Chapter 1. Red Hat High Availability Add-On Configuration and Management Overview
Red Hat High Availability Add-On allows you to connect a group of computers (called nodes or members) to work together as a cluster. You can use Red Hat High Availability Add-On to suit your clustering needs (for example, setting up a cluster for sharing files on a GFS2 file system or setting up service failover).
This chapter provides a summary of documentation features and updates that have been added to the Red Hat High Availability Add-On since the initial release of Red Hat Enterprise Linux 6, followed by an overview of configuring and managing the Red Hat High Availability Add-On.
1.1. New and Changed Features
This section lists new and changed features of the Red Hat High Availability Add-On documentation that have been added since the initial release of Red Hat Enterprise Linux 6.
1.1.1. New and Changed Features for Red Hat Enterprise Linux 6.1
Red Hat Enterprise Linux 6.1 includes the following documentation and feature updates and changes.
In addition, small corrections and clarifications have been made throughout the document.
1.1.2. New and Changed Features for Red Hat Enterprise Linux 6.2
Red Hat Enterprise Linux 6.2 includes the following documentation and feature updates and changes.
Red Hat Enterprise Linux now provides support for running Clustered Samba in an active/active configuration. For information on clustered Samba configuration, refer to
Chapter 11, Clustered Samba Configuration.
Although any user able to authenticate on the system that is hosting
luci can log in to
luci, as of Red Hat Enterprise Linux 6.2 only the root user on the system that is running
luci can access any of the
luci components until an administrator (the root user or a user with administrator permission) sets permissions for that user. For information on setting
luci permissions for users, refer to
Section 3.3, “Controlling Access to luci”.
Red Hat High-Availability Add-On nodes can communicate with each other using the UDP unicast transport mechanism. For information on configuring UDP unicast, refer to
Section 2.13, “UDP Unicast Traffic”.
The
ccs command now includes the
--lsserviceopts option, which prints a list of cluster services currently available for your cluster, and the
--lsserviceopts service_type option, which prints a list of the options you can specify for a particular service type. For information on these options, refer to
Section 5.11, “Listing Available Cluster Services”.
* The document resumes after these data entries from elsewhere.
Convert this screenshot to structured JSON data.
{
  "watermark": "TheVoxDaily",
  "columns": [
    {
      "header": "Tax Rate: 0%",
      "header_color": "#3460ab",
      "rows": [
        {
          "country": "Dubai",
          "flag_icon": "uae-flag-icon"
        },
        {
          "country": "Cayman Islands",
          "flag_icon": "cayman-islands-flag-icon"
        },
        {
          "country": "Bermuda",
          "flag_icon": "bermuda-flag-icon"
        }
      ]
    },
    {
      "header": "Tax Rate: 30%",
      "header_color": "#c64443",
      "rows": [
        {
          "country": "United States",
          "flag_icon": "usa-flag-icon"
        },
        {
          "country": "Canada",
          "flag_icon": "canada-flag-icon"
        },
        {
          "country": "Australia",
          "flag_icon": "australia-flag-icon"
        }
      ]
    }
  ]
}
The Red Hat Enterprise Linux 6.2 release provides support for the VMware (SOAP Interface) fence agent. For information on fence device parameters, refer to
Appendix A, Fence Device Parameters.
The Red Hat Enterprise Linux 6.2 release provides support for the RHEV-M REST API fence agent, against RHEV 3.0 and later. For information on fence device parameters, refer to
Appendix A, Fence Device Parameters.
As of the Red Hat Enterprise Linux 6.2 release, when you configure a virtual machine in a cluster with the
ccs command you can use the
--addvm option (rather than the
addservice option). This ensures that the
vm resource is defined directly under the
rm configuration node in the cluster configuration file. For information on configuring virtual machine resources with the
ccs command, refer to
Section 5.12, “Virtual Machine Resources”.
This document includes a new appendix,
Appendix D, Cluster Service Resource Check and Failover Timeout. This appendix describes how
rgmanager monitors the status of cluster resources, and how to modify the status check interval. The appendix also describes the
__enforce_timeouts service parameter, which indicates that a timeout for an operation should cause a service to fail.
In addition, small corrections and clarifications have been made throughout the document.